Not long ago, objecting to the Trump cases would have been uncontroversial.

As he’s done for a long time, Mark Steyn zeros in on the truth with panache:

There are times, however, when it is necessary not to conceal it. This week’s Trump Trial of the Week is the bazillionth attempt by the ruling party to nail the leader of the opposition on …something, anything, whatever’s to hand. So naturally a certain artfulness is required. In this case, if one accepts as true the charges of corrupt prosecutor Alvin Bragg, Trump paid former crony Michael Cohen to pay off Stormy Daniels. Which would be a falsification of business records. Which is, under the “laws” of New York, a misdemeanour – albeit one in which the statute of supposed limitations has already kicked in. So Bragg is arguing that the expired misdemeanour is actually a non-expired felony, because it was used to cover up another crime.
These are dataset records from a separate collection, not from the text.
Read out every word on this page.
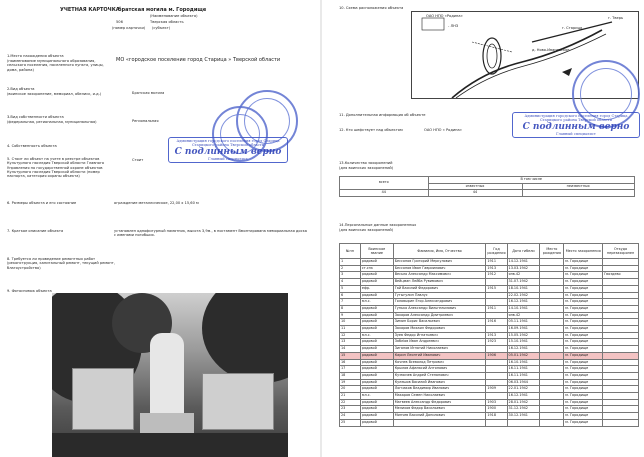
УЧЕТНАЯ КАРТОЧКА
братская могила м. Городище
(Наименование объекта)
506	Тверская область
(номер карточки) (субъект)
1.Место нахождения объекта
(наименование муниципального образования, сельского поселения, населенного пункта, улицы, дома, района)
МО «городское поселение город Старица » Тверской области
2.Вид объекта
(воинское захоронение, мемориал, обелиск, и.д.)	Братская могила
3.Вид собственности объекта
(федеральная, региональная, муниципальная)	Региональная
4. Собственность объекта
5. Стоит ли объект на учете в реестре объектов Культурного наследия Тверской области Главного Управления по государственной охране объектов Культурного наследия Тверской области (номер паспорта, категория охраны объекта)
Стоит
6. Размеры объекта и его состояние	ограждение металлическое, 22,00 х 15,60 м
7. Краткое описание объекта	установлен однофигурный памятник, высота 3,9м., в постамент Вмонтирована мемориальная доска с именами погибших.
8. Требуется ли проведение ремонтных работ (реконструкция, капитальный ремонт, текущий ремонт, благоустройство)
9. Фотоснимок объекта
Администрация городского поселения город Старица Старицкого района Тверской области
С подлинным верно
Главный специалист
10. Схема расположения объекта
ОАО НПО «Родина»
- ЛНЗ	г. Старица
д. Ново-Ивановское
г. Тверь
11. Дополнительная информация об объекте
12. Кто шефствует над объектом	ОАО НПО « Родина»
13.Количество захоронений
(для воинских захоронений)
всего	В том числе	
	известных	неизвестных
44	44	
14.Персональные данные захороненных
(для воинских захоронений)
№пп	Воинское звание	Фамилия, Имя, Отчество	Год рождения	Дата гибели	Место рождения	Место захоронения	Откуда перезахоронен
1	рядовой	Бессонов Григорий Меркулович	1911	14.12.1941		м. Городище	
2	ст.снк	Бессонов Иван Гавриилович	1913	13.03.1942		м. Городище	
3	рядовой	Весьло Александр Максимович	1912	янв.42		м. Городище	Гвоздево
4	рядовой	Вейцман Лейба Рувимович		31.07.1942		м. Городище	
5	ефр.	Гай Василий Федорович	1915	18.10.1941		м. Городище	
6	рядовой	Гутыгулин Павлус		22.02.1942		м. Городище	
7	мл.с.	Головырин Егор Александрович		16.12.1941		м. Городище	
8	рядовой	Гунько Александр Вильгельмович	1911	14.10.1941		м. Городище	
9	рядовой	Захаров Александр Дмитриевич		янв.42		м. Городище	
10	рядовой	Зимин Борис Васильевич	1916	05.11.1941		м. Городище	
11	рядовой	Захаров Михаил Федорович		16.09.1941		м. Городище	
12	мл.с.	Зуев Федор Игнатьевич	1913	15.05.1942		м. Городище	
13	рядовой	Зябліов Иван Андреевич	1923	15.10.1941		м. Городище	
14	рядовой	Зиганов Игнатий Николаевич		16.12.1941		м. Городище	
15	рядовой	Карин Леонтий Иванович	1906	05.01.1942		м. Городище	
16	рядовой	Кочнев Всеволод Петрович		16.10.1941		м. Городище	
17	рядовой	Крылов Афанасий Антонович		16.11.1941		м. Городище	
18	рядовой	Кузмичев Андрей Степанович		16.11.1941		м. Городище	
19	рядовой	Кулешов Василий Иванович		06.03.1944		м. Городище	
20	рядовой	Лончаков Владимир Иванович	1909	22.01.1942		м. Городище	
21	мл.с.	Макаров Семен Николаевич		16.12.1941		м. Городище	
22	рядовой	Матвеев Александр Федорович	1903	28.01.1942		м. Городище	
23	рядовой	Мелихов Федор Васильевич	1900	31.12.1942		м. Городище	
24	рядовой	Минчев Василий Данилович	1918	30.12.1941		м. Городище	
25	рядовой					м. Городище	
Администрация городского поселения город Старица Старицкого района Тверской области
С подлинным верно
Главный специалист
What other crime he has not said. And, as is now familiar in the State of New York, the corrupt judge Juan Manuel Merchan has been happy to indulge him.

… why all the Trump cases wind up in the hands of this particular Biden donor is a mystery to me.

Well, actually it isn’t: much of “American justice” is stinkingly corrupt. QED.

One wonders if the enormity of the corruption has become its own incentive for Democrats to turn a blind eye.  Once down the road of acknowledging it, what else might be overturned?